WHAT DO I MEAN BY SUBVERSIVE CHURCH?
I’ve just realized that, with all the posts I have written for a blog titled “Subversive Church” I have never explained exactly what I mean by that title. So I’m finally going to do that.
First, I borrowed the word ‘subversive’ from the book that got me into this whole topic of Jesus, Kingdom of God, Empire, Church.
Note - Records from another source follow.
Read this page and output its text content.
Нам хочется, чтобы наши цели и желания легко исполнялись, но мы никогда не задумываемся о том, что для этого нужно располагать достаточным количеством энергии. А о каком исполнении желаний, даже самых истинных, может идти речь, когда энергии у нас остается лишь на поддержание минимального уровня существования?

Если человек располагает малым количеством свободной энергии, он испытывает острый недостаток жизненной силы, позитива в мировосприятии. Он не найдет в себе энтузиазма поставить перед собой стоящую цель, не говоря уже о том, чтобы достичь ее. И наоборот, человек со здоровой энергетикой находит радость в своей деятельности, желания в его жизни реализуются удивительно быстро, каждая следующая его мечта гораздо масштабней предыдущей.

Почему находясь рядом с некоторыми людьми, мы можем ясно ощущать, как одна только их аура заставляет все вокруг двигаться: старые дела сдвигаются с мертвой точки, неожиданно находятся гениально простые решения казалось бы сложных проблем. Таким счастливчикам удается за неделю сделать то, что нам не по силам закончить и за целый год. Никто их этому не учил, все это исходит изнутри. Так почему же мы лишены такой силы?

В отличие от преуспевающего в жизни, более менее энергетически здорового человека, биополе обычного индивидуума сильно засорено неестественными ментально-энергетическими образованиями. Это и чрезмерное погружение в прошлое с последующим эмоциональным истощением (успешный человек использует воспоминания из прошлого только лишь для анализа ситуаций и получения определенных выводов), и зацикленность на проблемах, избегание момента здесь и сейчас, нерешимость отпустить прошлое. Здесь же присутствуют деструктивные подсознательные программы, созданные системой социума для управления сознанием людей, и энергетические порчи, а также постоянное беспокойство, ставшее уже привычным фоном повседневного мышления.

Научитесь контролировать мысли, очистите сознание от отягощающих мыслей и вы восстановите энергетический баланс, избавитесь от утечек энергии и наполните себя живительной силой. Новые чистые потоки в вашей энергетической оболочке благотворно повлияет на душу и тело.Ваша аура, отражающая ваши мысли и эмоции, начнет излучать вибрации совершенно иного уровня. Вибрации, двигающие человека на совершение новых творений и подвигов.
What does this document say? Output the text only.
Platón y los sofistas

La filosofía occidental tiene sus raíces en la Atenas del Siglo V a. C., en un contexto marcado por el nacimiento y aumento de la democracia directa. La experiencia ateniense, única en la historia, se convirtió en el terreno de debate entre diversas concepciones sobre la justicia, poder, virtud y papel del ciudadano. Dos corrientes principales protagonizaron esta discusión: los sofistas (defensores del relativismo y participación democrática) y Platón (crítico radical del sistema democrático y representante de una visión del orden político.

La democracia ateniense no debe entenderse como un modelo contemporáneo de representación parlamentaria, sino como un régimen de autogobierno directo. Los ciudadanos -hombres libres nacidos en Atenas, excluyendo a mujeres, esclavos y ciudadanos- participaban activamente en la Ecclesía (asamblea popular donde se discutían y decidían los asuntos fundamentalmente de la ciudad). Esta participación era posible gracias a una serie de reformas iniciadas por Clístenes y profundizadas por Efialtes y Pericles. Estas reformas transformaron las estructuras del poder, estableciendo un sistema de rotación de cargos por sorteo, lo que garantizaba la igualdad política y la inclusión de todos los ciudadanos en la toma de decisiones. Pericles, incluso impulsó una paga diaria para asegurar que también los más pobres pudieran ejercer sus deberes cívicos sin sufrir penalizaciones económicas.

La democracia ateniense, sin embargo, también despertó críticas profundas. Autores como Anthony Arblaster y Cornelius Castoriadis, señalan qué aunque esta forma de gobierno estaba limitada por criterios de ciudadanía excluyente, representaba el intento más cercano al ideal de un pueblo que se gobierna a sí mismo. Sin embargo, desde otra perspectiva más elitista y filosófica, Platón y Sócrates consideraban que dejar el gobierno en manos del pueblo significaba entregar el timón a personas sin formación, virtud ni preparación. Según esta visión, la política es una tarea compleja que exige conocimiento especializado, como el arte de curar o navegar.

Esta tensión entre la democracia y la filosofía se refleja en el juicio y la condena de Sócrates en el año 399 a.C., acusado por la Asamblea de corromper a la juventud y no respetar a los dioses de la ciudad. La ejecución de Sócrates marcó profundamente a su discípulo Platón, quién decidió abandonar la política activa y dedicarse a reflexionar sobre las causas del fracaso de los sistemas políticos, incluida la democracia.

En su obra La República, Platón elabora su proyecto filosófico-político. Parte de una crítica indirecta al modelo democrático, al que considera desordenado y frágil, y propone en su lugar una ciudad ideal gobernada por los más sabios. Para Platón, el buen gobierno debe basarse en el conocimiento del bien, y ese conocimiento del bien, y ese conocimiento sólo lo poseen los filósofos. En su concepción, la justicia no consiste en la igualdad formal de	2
It is from Allan Street’s book, “Subversive Meals: An Analysis of the Lord’s Supper under Roman Domination during the First Century”, which is still, with one exception, the only book that brings together the two threads of recent biblical scholarship: namely the Greco-Roman Meals (which thread is the basis for my work on Dinner Church), and Empire critique (the basis for my work here on Subversive Church.) In these two threads of scholarship, members of the Society for Biblical Literature have, for the first time, pulled back the curtain on what the earliest church gatherings looked like and what the world they went back into after their meetings. was like. I’m convinced that if the church today finds what has been discovered about the earliest church, it will transform how we meet and what we see our major mission as being.
Oh yes, that only other book which combines the two threads of scholarship is “In the Beginning Was the Meal: Social Experimentation and Early Christian Identity” by Hal Taussig.
There are many books that by now have been written on these two threads. The bibliography on my Subversive Church blog includes over 130 titles. Among these there are several which use the term, subversive, to explain the relationship of the followers of Jesus to the power and authority that claimed to be in charge of the world, the Roman Empire. These include: in addition to the aforementioned “Subversive Meals”, “Subversive Christianity- Imaging God in a Dangerous Time”, “Subversive Kingdom: Living as Agents of Gospel Transformation”, “Holy Subversion: Allegiance to Christ in an Age of Rivals”, “Subverting the Devil’s Kingdom 24/7”, “Parables as Subversive Speech: Jesus as Pedagogue of the Oppressed”, “Colossians Remixed: Subverting the Empire”, and “The Underground Church: Reclaiming the Subversive Way of Jesus”.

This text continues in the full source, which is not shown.